School basketball: Gatta raised bar at Scotia-Glenville
Regan Gatta had several objectives in mind when she took over as head coach of the Scotia-Glenville varsity girls’ basketball team in 2006.
“When I first started, there had been a lot of coaching turnover, and I was looking to bring some consistency,” she said. “I also wanted to put together a team that was competitive in Section II. I wanted to get the community excited about girls’ basketball and get them on the map.”
Gatta did that just two seasons into her stint when she guided the Tartans to a long-awaited championship. Three more league titles followed, and two of those squads made deep sectional runs.

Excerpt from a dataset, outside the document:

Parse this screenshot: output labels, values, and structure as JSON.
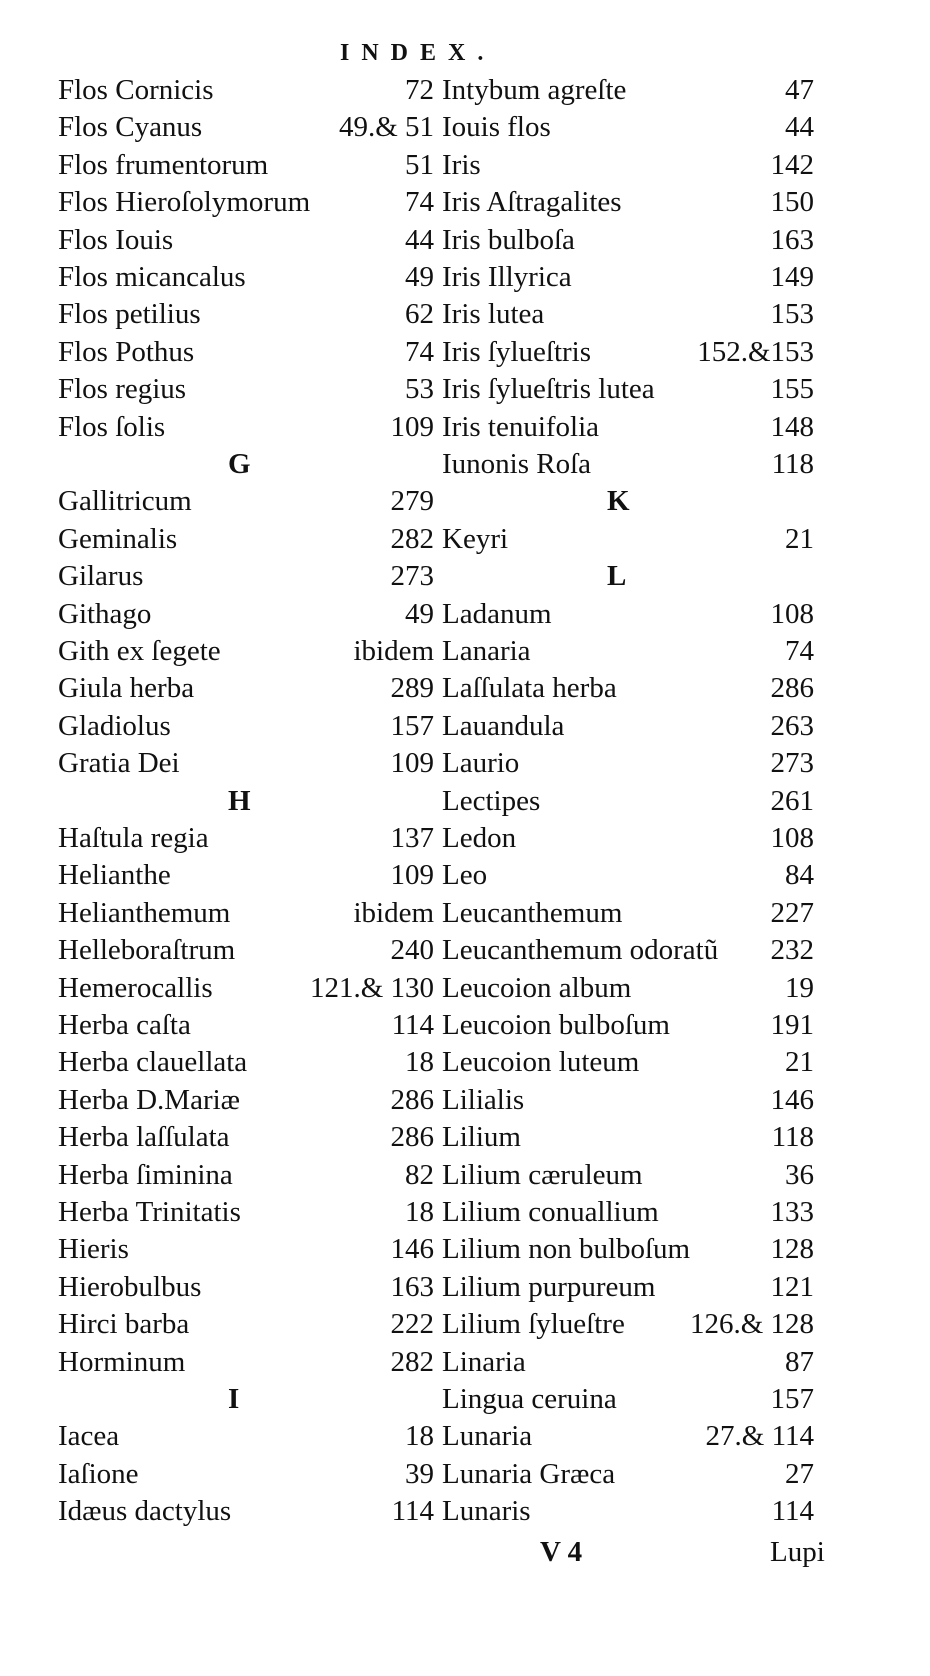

“I had some wonderful kids,” said the modest Lincoln Elementary School teacher, who has stepped down for personal reasons. “Year in and year out, they worked hard. They got along with each other and helped each other. You have to have that to have so many great teams.”
Gatta’s seven teams put together a combined 84-58 record, including a 52-8 mark from 2009-12. Those three Foothills Council championship teams won 39 of their 40 league games.

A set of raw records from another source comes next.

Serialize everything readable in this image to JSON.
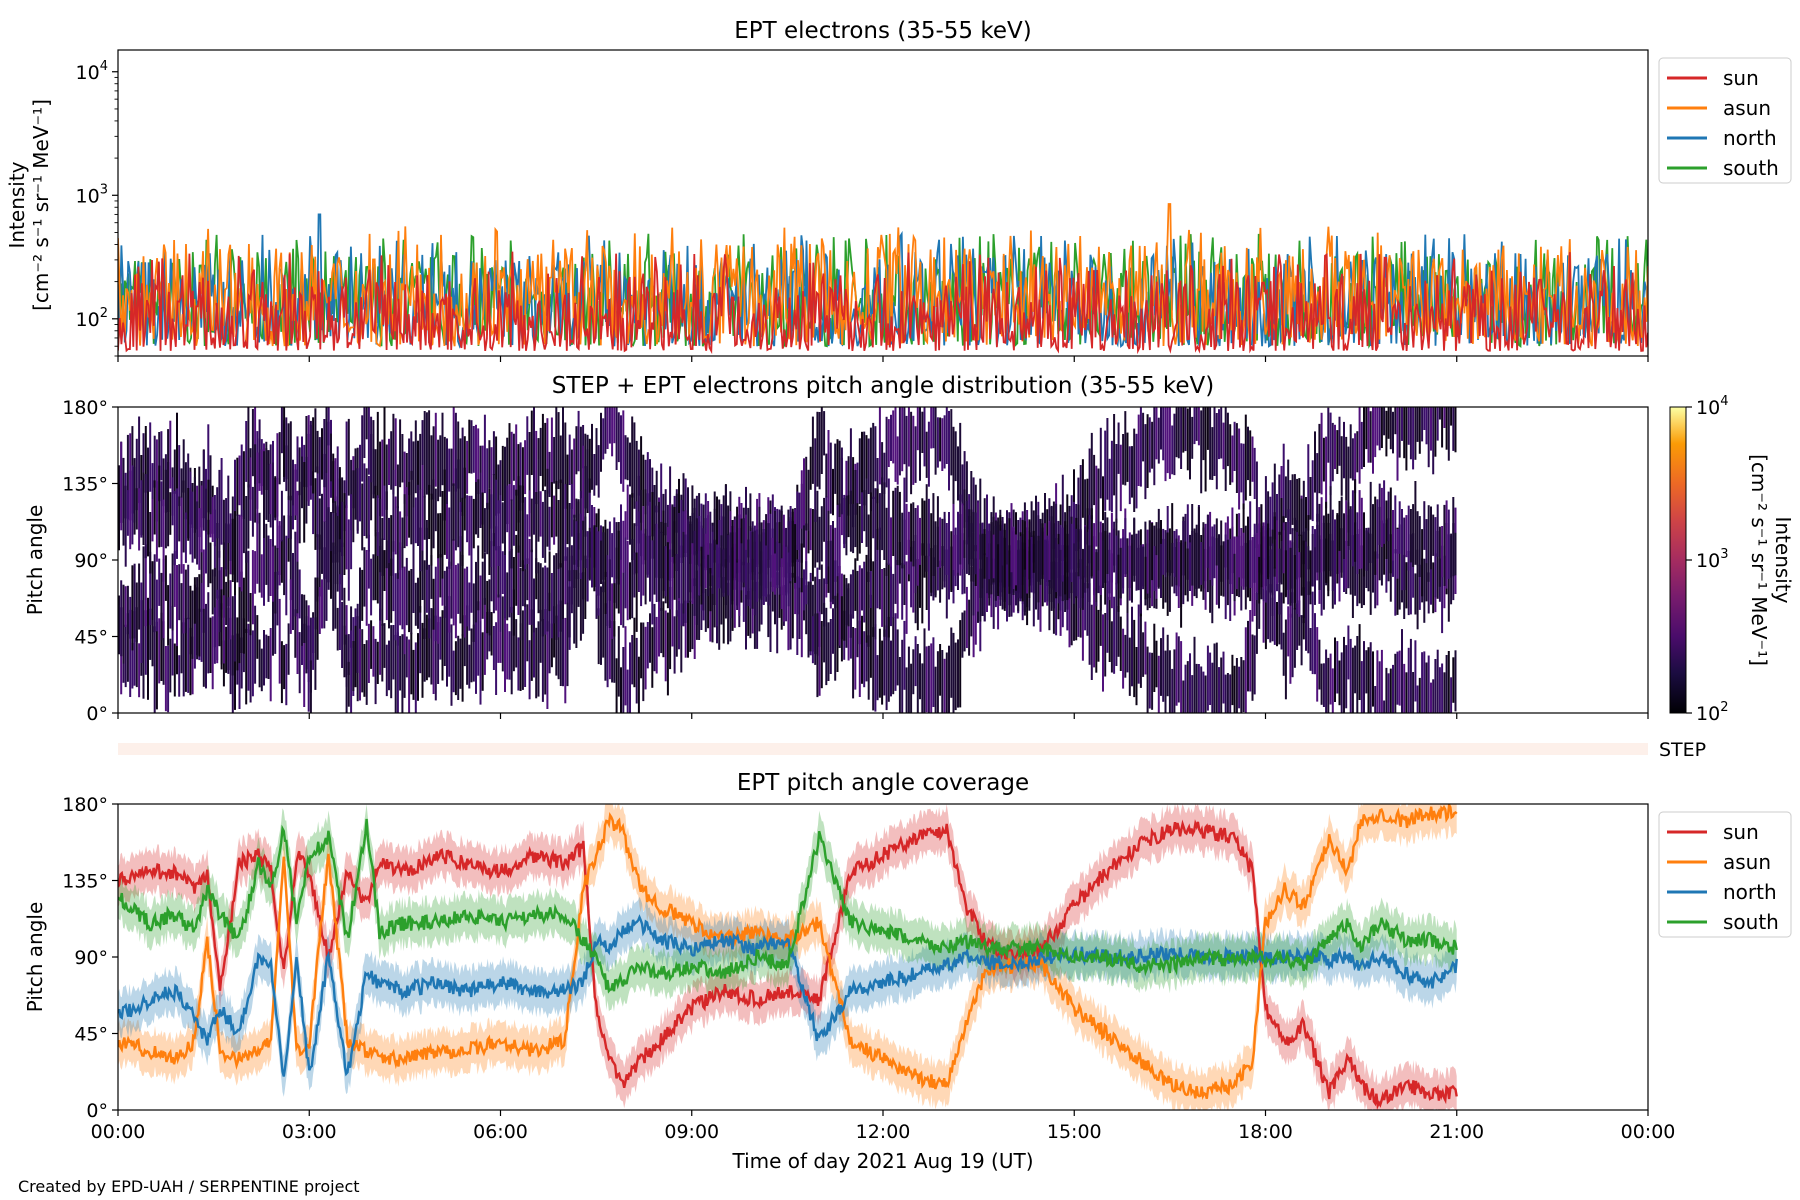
{
  "figure": {
    "credit": "Created by EPD-UAH / SERPENTINE project",
    "xlabel": "Time of day 2021 Aug 19 (UT)"
  },
  "colors": {
    "sun": "#d62728",
    "asun": "#ff7f0e",
    "north": "#1f77b4",
    "south": "#2ca02c",
    "step_bar": "#fdf0ea"
  },
  "panels": {
    "p1": {
      "title": "EPT electrons (35-55 keV)",
      "ylabel_line1": "Intensity",
      "ylabel_line2": "[cm⁻² s⁻¹ sr⁻¹ MeV⁻¹]"
    },
    "p2": {
      "title": "STEP + EPT electrons pitch angle distribution (35-55 keV)",
      "ylabel": "Pitch angle",
      "cbar_label_line1": "Intensity",
      "cbar_label_line2": "[cm⁻² s⁻¹ sr⁻¹ MeV⁻¹]"
    },
    "step": {
      "label": "STEP"
    },
    "p3": {
      "title": "EPT pitch angle coverage",
      "ylabel": "Pitch angle"
    }
  },
  "chart_data": [
    {
      "type": "line",
      "title": "EPT electrons (35-55 keV)",
      "ylabel": "Intensity [cm^-2 s^-1 sr^-1 MeV^-1]",
      "yscale": "log",
      "ylim": [
        50,
        15000
      ],
      "yticks": [
        "10^2",
        "10^3",
        "10^4"
      ],
      "xlim": [
        "00:00",
        "24:00"
      ],
      "legend": "right-outside-top",
      "series": [
        {
          "name": "sun",
          "color": "#d62728",
          "level_range": [
            55,
            250
          ]
        },
        {
          "name": "asun",
          "color": "#ff7f0e",
          "level_range": [
            60,
            400
          ],
          "peaks": [
            {
              "x": "16:30",
              "y": 850
            }
          ]
        },
        {
          "name": "north",
          "color": "#1f77b4",
          "level_range": [
            60,
            350
          ],
          "peaks": [
            {
              "x": "03:10",
              "y": 700
            }
          ]
        },
        {
          "name": "south",
          "color": "#2ca02c",
          "level_range": [
            60,
            350
          ]
        }
      ]
    },
    {
      "type": "heatmap",
      "title": "STEP + EPT electrons pitch angle distribution (35-55 keV)",
      "ylabel": "Pitch angle",
      "ylim": [
        0,
        180
      ],
      "yticks": [
        "0°",
        "45°",
        "90°",
        "135°",
        "180°"
      ],
      "xlim": [
        "00:00",
        "24:00"
      ],
      "data_end": "21:00",
      "colorbar": {
        "scale": "log",
        "range": [
          100,
          10000
        ],
        "ticks": [
          "10^2",
          "10^3",
          "10^4"
        ],
        "label": "Intensity [cm^-2 s^-1 sr^-1 MeV^-1]",
        "colormap": "inferno"
      },
      "values_note": "intensity near 10^2 in covered pitch-angle bands"
    },
    {
      "type": "line",
      "title": "EPT pitch angle coverage",
      "ylabel": "Pitch angle",
      "ylim": [
        0,
        180
      ],
      "yticks": [
        "0°",
        "45°",
        "90°",
        "135°",
        "180°"
      ],
      "xlabel": "Time of day 2021 Aug 19 (UT)",
      "xticks": [
        "00:00",
        "03:00",
        "06:00",
        "09:00",
        "12:00",
        "15:00",
        "18:00",
        "21:00",
        "00:00"
      ],
      "xlim_hours": [
        0,
        24
      ],
      "band_halfwidth_deg": 12,
      "legend": "right-outside-top",
      "series": [
        {
          "name": "sun",
          "color": "#d62728",
          "x": [
            0,
            0.5,
            0.9,
            1.2,
            1.4,
            1.6,
            1.9,
            2.2,
            2.4,
            2.6,
            2.8,
            3.0,
            3.3,
            3.6,
            3.9,
            4.1,
            4.5,
            5.0,
            5.5,
            6.0,
            6.5,
            7.0,
            7.3,
            7.5,
            7.7,
            7.9,
            8.2,
            8.5,
            9.0,
            9.5,
            10.0,
            10.5,
            11.0,
            11.5,
            12.0,
            12.5,
            13.0,
            13.3,
            13.6,
            14.0,
            14.5,
            15.0,
            15.5,
            16.0,
            16.5,
            17.0,
            17.5,
            17.8,
            18.0,
            18.3,
            18.6,
            19.0,
            19.3,
            19.5,
            19.8,
            20.2,
            20.6,
            21.0
          ],
          "y": [
            135,
            140,
            140,
            130,
            138,
            70,
            145,
            150,
            140,
            80,
            150,
            140,
            90,
            140,
            120,
            145,
            140,
            150,
            145,
            140,
            150,
            145,
            155,
            60,
            30,
            15,
            30,
            40,
            60,
            70,
            65,
            70,
            65,
            140,
            150,
            160,
            165,
            120,
            100,
            90,
            95,
            120,
            140,
            155,
            165,
            165,
            160,
            140,
            60,
            40,
            50,
            10,
            30,
            15,
            5,
            15,
            10,
            10
          ]
        },
        {
          "name": "asun",
          "color": "#ff7f0e",
          "x": [
            0,
            0.5,
            0.9,
            1.2,
            1.4,
            1.6,
            1.9,
            2.2,
            2.4,
            2.6,
            2.8,
            3.0,
            3.3,
            3.6,
            3.9,
            4.1,
            4.5,
            5.0,
            5.5,
            6.0,
            6.5,
            7.0,
            7.3,
            7.5,
            7.7,
            7.9,
            8.2,
            8.5,
            9.0,
            9.5,
            10.0,
            10.5,
            11.0,
            11.5,
            12.0,
            12.5,
            13.0,
            13.3,
            13.6,
            14.0,
            14.5,
            15.0,
            15.5,
            16.0,
            16.5,
            17.0,
            17.5,
            17.8,
            18.0,
            18.3,
            18.6,
            19.0,
            19.3,
            19.5,
            19.8,
            20.2,
            20.6,
            21.0
          ],
          "y": [
            40,
            35,
            30,
            40,
            100,
            35,
            30,
            35,
            40,
            150,
            35,
            40,
            150,
            40,
            35,
            30,
            30,
            35,
            35,
            40,
            35,
            40,
            130,
            150,
            170,
            165,
            130,
            120,
            110,
            100,
            105,
            100,
            110,
            40,
            30,
            20,
            15,
            50,
            80,
            85,
            85,
            60,
            45,
            30,
            15,
            10,
            15,
            30,
            110,
            130,
            120,
            160,
            140,
            170,
            175,
            170,
            175,
            175
          ]
        },
        {
          "name": "north",
          "color": "#1f77b4",
          "x": [
            0,
            0.5,
            0.9,
            1.2,
            1.4,
            1.6,
            1.9,
            2.2,
            2.4,
            2.6,
            2.8,
            3.0,
            3.3,
            3.6,
            3.9,
            4.1,
            4.5,
            5.0,
            5.5,
            6.0,
            6.5,
            7.0,
            7.3,
            7.5,
            7.7,
            7.9,
            8.2,
            8.5,
            9.0,
            9.5,
            10.0,
            10.5,
            11.0,
            11.5,
            12.0,
            12.5,
            13.0,
            13.3,
            13.6,
            14.0,
            14.5,
            15.0,
            15.5,
            16.0,
            16.5,
            17.0,
            17.5,
            17.8,
            18.0,
            18.3,
            18.6,
            19.0,
            19.3,
            19.5,
            19.8,
            20.2,
            20.6,
            21.0
          ],
          "y": [
            55,
            65,
            70,
            55,
            40,
            60,
            45,
            90,
            85,
            20,
            90,
            20,
            90,
            20,
            80,
            75,
            70,
            75,
            70,
            75,
            70,
            70,
            75,
            100,
            95,
            105,
            110,
            100,
            95,
            100,
            95,
            100,
            40,
            70,
            75,
            80,
            85,
            90,
            88,
            85,
            90,
            92,
            90,
            90,
            92,
            90,
            90,
            92,
            90,
            90,
            92,
            88,
            90,
            85,
            90,
            80,
            75,
            85
          ]
        },
        {
          "name": "south",
          "color": "#2ca02c",
          "x": [
            0,
            0.5,
            0.9,
            1.2,
            1.4,
            1.6,
            1.9,
            2.2,
            2.4,
            2.6,
            2.8,
            3.0,
            3.3,
            3.6,
            3.9,
            4.1,
            4.5,
            5.0,
            5.5,
            6.0,
            6.5,
            7.0,
            7.3,
            7.5,
            7.7,
            7.9,
            8.2,
            8.5,
            9.0,
            9.5,
            10.0,
            10.5,
            11.0,
            11.5,
            12.0,
            12.5,
            13.0,
            13.3,
            13.6,
            14.0,
            14.5,
            15.0,
            15.5,
            16.0,
            16.5,
            17.0,
            17.5,
            17.8,
            18.0,
            18.3,
            18.6,
            19.0,
            19.3,
            19.5,
            19.8,
            20.2,
            20.6,
            21.0
          ],
          "y": [
            125,
            110,
            115,
            105,
            130,
            115,
            100,
            145,
            130,
            165,
            110,
            150,
            160,
            100,
            170,
            105,
            110,
            110,
            115,
            110,
            115,
            115,
            100,
            90,
            70,
            75,
            85,
            80,
            85,
            80,
            90,
            85,
            160,
            110,
            105,
            100,
            95,
            100,
            95,
            95,
            95,
            90,
            90,
            85,
            85,
            90,
            88,
            90,
            88,
            90,
            85,
            100,
            110,
            95,
            110,
            100,
            100,
            95
          ]
        }
      ]
    }
  ]
}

“Her teams modeled the way she was as a player,” said Jamian Rockhill, Scotia-Glenville’s athletic director and dean of students. “They were confident, hard-working, dedicated.”
In Gatta’s first season, the Tartans won only four league games. In her second go-round, they won 11 league games and ended the school’s Foothills championship drought that dated back to 1992.
“That was a very rewarding season. To go from worst to first, no one expected us to do it,” said Gatta, whose 2007-08 team was led by Katie DeVantier, Laura Coderre, Gina Cappuccitti and Leigha Motta. “That showed what hard work can do. We had good athletes, but not necessarily basketball-minded kids. If you put time and energy into something, you can accomplish a lot.”
Cassie Broadhead joined the team a year later as an eighth-grader, and, sparked by its budding superstar, Scotia-Glenville put together its outstanding 2009-12 stretch that included a pair of Section II tournament final four berths.
“A player like Cassie doesn’t come along every day, and we had a lot of great players around her,” said Gatta, whose title teams included Danielle Conley, Sarah Janson, Angie DiJohn, Julianna Ferrari and Monica Compton. “I had high expectations. They had high expectations. When you get people together who want it, it’s contagious. It’s that extra time that kids put in that makes great teams.”
Scotia-Glenville completed a perfect 2010-11 regular season and finished at 19-1 following a loss to Averill Park in the Class A semifinals. The Tartans went 18-3 in 2011-12, losing again to Averill Park in the Class A title game. That edition put together a 14-game win streak capped by a sectional semifinal victory over Holy Names.
“We’re proud of her,” said Rockhill. “She did so much for the program. Even after she stepped down, while were going through interview process for a new coach, she was working with the girls.”
Gatta’s girls played a gritty brand of defense, just as she did as a standout at Voorheesville High School and Le Moyne College.
“Defense was always No. 1 with us. It was ingrained in me from the time I started playing, and it’s something I stressed,” said Gatta, who helped Voorheesville win a state championship in 1998. “Play with heart.”
This past season, Scotia-Glenville lost DeJohn and Rachael Cox to preseason knee injuries, and lost Broadhead to a shoulder injury three games in. The Tartans still managed to go 7-5 in the Foothills, gaining a share of second place, and 8-11 overall.
“We had one senior left standing, and we were right there. We were in the league race right up until the end,” said Gatta. “We went with seven kids for most of the season, including an eighth-grader at point guard. They did a good job for such a young team, and they gained some valuable experience.”
Gatta plans to resume her coaching career in the future. Her coaching work includes a two-year assistant stint with the Oswego State women’s team.
“Coaching takes so much time to do it right,” she said. “I got married just over a year ago and I have some things I want to do. I need some time for myself, so I thought this was the right time to hand it over before starting my family.”
Holt Fest standout
Troy High School guard Dyaire Holt scored 16 points, including a three to force overtime, in
Adirondack/Capital’s 77-75 championship-game win over Hudson Valley Sunday at the Basketball Coaches Association of New York Summer Hoops Festival in Johnson City.
Adirondack/Capital lost to Hudson Valley in last year’s title game, 67-65.
Elijah Burns, who is transferring from LaSalle to Blair Academy, scored 14 points in Sunday’s final. Jahlil Nails of Columbia had 12 points and nine rebounds.
Nails had 20 points and six steals in an 88-49 semifinal win over Suffolk.